I'm currently preprocessing korean corpus using KoNLP, in R.
library(stringr)
library(tm)
library(KoNLP)
library(dplyr)
library(rJava)
useNIADic()
myfunc_extract <- function(doc){
doc <- as.character(doc)
doc2 <- paste(SimplePos22(doc))
doc3.nc <- str_match(doc2, '([가-힣]{2,}+)/[N][C]')
doc4.nc <- doc3.nc[,2]
doc3.pv <- str_match(doc2, '([가-힣]{2,}+)/[P][V]')
doc3.pv <- doc3.pv[,1]
doc4.pv <- gsub("/PV", "다", doc3.pv)
doc3.pa <- str_match(doc2, '([가-힣]{2,}+)/[P][A]')
doc3.pa <- doc3.pa[,1]
doc4.pa <- gsub("/PA", "다", doc3.pa)
doc5 <- rbind(doc4.nc, doc4.pv, doc4.pa)
doc5[!is.na(doc5)]
}
stop=read.csv("stopwords.c(U).csv")
stop=as.character(stop)
text = c("화질 좋고 시야각이 넓어서 좋아요 스마트폰 연동 만족")
text_cor = VCorpus(VectorSource(text))
text_cor_tdm = TermDocumentMatrix(text_cor,control=list(tokenize=myfunc_extract,
wordLength=c(2,Inf),
removePunctuation=T,
removeNumbers=F,
stopwords=stop,
weighting=weightBin))
tdm_stem=as.matrix(text_cor_tdm)
View(tdm_stem)
"myfunc_extract" is a function which extracts nouns, verbs and adjectives in Korean syntax.
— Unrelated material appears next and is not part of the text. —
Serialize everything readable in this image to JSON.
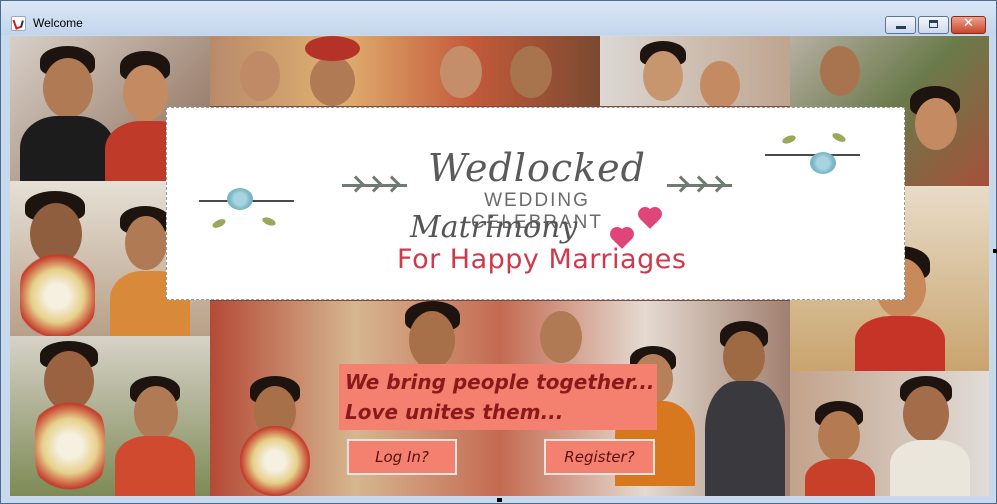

My intention was extracting "화질"(noun), "시야각"(noun), "스마트폰"(noun).
The other expressions would be filtered by stopwords.
However, tdm_stem(TDM matrix) returned "시야각", "스마트폰", and "화질" is missing.
But, i didn't append "화질" to the stopwords, though.
So, it must be something gone wrong while processing TermDocumentMatrix, but i don't know why.
What you think is the problem here?